Activists in China are taking it upon themselves to install free ‘sanitary support boxes’ in university campuses across the nation in new ‘Stand by Her’ initiative.

It’s not often as a journalist you get to report on an upcoming woke initiative in China. But since October, a grassroots campaign to provide free sanitary products to Chinese women and to end stigma surrounding menstruation has taken off in a meaningful and uplifting way.

The campaign, which has been dubbed Stand by Her by its adoptive leader Jiang Jingjing (widely known under the pen name Liang Yu), has seen boxes and bags of individual wrapped sanitary pads placed outside bathrooms in at least 338 schools and college across China in just over a month. The so-called ‘sanitary pad support boxes’ each carry a version of the same instruction – ‘take one, then put one back later. Stop period shaming.’

There’s been a meaningful uptick in global attention towards the ubiquitous issue of period poverty in the last half-decade, as thred has reported. The UN defines period poverty as the financial struggle low-income women and girls face to afford menstrual products – a necessity in the lives of all persons with wombs yet one that rarely receives any government subsidies and is often taxed as a luxury item.

Discussions around period poverty in China have been picking up steam since March, when female health workers on the frontline of the coronavirus outbreak complained that sanitary products weren’t being provided for them or classified by the health authorities as necessary items.

It was then that Jiang Jinjing rose to prominence as the de-facto face of the fight against period discrimination in China when she mobilised deliveries of sanitary pads to hospitals in Wuhan.

The discussion around stigmatising menstruation in oftentimes culturally traditionalist China has continued since then until last month an unidentified teacher posted a picture on popular Chinese social media platform Weibo of a free sanitary product box she’d placed outside her classroom. Ms. Jiang widely shared the image, encouraging others to do the same.

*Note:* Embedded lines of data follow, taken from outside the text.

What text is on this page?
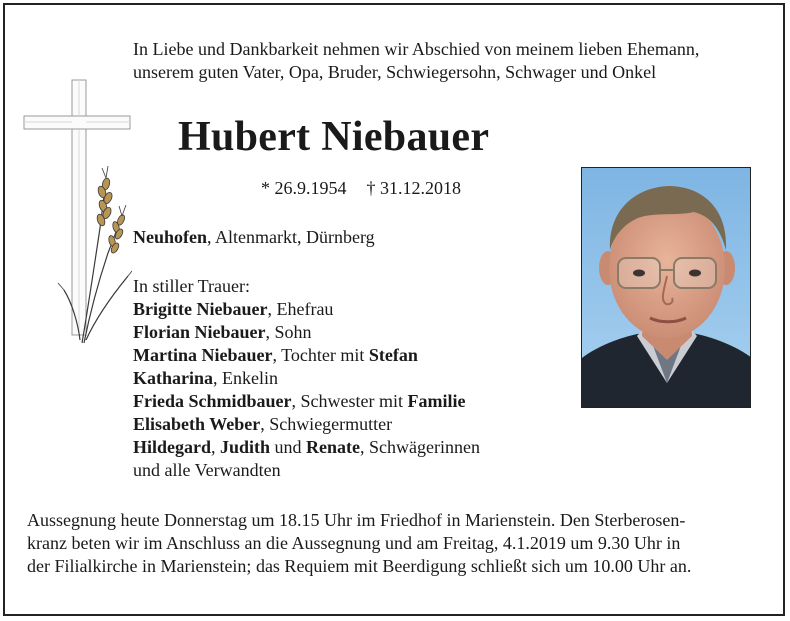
In Liebe und Dankbarkeit nehmen wir Abschied von meinem lieben Ehemann,
unserem guten Vater, Opa, Bruder, Schwiegersohn, Schwager und Onkel
Hubert Niebauer
* 26.9.1954 † 31.12.2018
Neuhofen, Altenmarkt, Dürnberg
In stiller Trauer:
Brigitte Niebauer, Ehefrau
Florian Niebauer, Sohn
Martina Niebauer, Tochter mit Stefan
Katharina, Enkelin
Frieda Schmidbauer, Schwester mit Familie
Elisabeth Weber, Schwiegermutter
Hildegard, Judith und Renate, Schwägerinnen
und alle Verwandten
Aussegnung heute Donnerstag um 18.15 Uhr im Friedhof in Marienstein. Den Sterberosen-
kranz beten wir im Anschluss an die Aussegnung und am Freitag, 4.1.2019 um 9.30 Uhr in
der Filialkirche in Marienstein; das Requiem mit Beerdigung schließt sich um 10.00 Uhr an.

According to female students who spoke to The Guardian, the support boxes then began cropping up everywhere, with pictures of them plastered around social media.

Left: A sanitary pad dispenser for period purposes in a women’s toilet; right: A tissue pack dispenser for masturbation purposes in a men’s toilet. From @予她同行_Standbyher on Weibo

After giving the movement its name, Jinjiang set about using this momentum to begin a crowdfunding campaign. Since October, she’s raised USD $126,000 to send sanitary products to teenagers in rural China and to fund sex education programs.

Speaking to The New York Times, Fiona Fei, a 23-year-old graduate student at Guangxi University in southern China, stated that ‘a lot of people around me feel shame [regarding their periods]… and so we want to break through this shame together.’

study published in July by the Maple Women’s Psychological Counseling Center in Beijing found that nearly 70% of respondents said that they tried to hide the sanitary pads they carry around, and more than 61% used euphemisms for their period.

Ms. Jiang said in a post online: ‘The process of having loud and frequent discussions will remove the stigma from menstruation.’ She also noted that ‘pads’ and ‘periods,’ once taboo words in China, were being more commonly discussed in the country.

‘This already is a huge breakthrough and milestone,’ she said.